The military's media machine has also mastered the art of manipulating the imagery and content of the 24/7 news cycle to enhance 'national security', both by badgering partisan politics as an enterprise and by polishing or tarnishing the reputations of specific leaders or parties.

Compare the aggressively negative coverage of President Zardari with the obsequious attention showered on Imran Khan, the new messiah of 'clean' politics, national honour and what not.

Besides, the security agencies have become the easiest sport in town, so is it any wonder that many politicians' loyalties are fickle and their interests only short term? Consider the 'tsunami' of political turncoats flocking to the pro-military hodgepodge aka Tehrik-i-Insaf.

Of course, the generals' classic refrain, since the time of Ayub Khan, has been that they intrude in politics because politicians knock on the army's doors for political salvation.

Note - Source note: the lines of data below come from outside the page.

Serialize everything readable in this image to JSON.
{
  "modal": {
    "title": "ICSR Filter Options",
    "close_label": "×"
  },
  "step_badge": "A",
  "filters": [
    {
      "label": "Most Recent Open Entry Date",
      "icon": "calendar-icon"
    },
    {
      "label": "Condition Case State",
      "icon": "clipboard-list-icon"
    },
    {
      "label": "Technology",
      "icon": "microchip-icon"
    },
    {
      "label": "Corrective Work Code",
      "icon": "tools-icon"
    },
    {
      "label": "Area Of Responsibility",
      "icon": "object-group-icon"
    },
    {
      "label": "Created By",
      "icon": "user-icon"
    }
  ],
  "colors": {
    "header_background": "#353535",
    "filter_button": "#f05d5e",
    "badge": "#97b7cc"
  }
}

But this line of reasoning conceals more than it reveals the truth about military intervention. It is not clear why the generals so generously open the door almost every time civilians come knocking. And most of the times, the military does not really need solicitation by 'bloody' civilians to intervene.

For example, as leaked American diplomatic cables indicated, ousting President Zardari in March 2009 during the deadlock over the sacked judiciary was an option for Kayani. Who begged him to intervene then? It could not have been Nawaz Sharif, whom Kayani distrusted (at the time) even more than Zardari. The point is that the generals made their own determination to remove the president. Nobody had put a gun to their heads.

If Pakistan is to ever have a chance at democratising its civil-military relations, the military's hegemonic narrative must be challenged. A necessary first step in that direction will be to focus our analysis and interpretations of military intervention as much on its institutional 'causes' as we do on its individual military or civilian 'causers'.

The writer is a research fellow, Society of Fellows, Harvard University.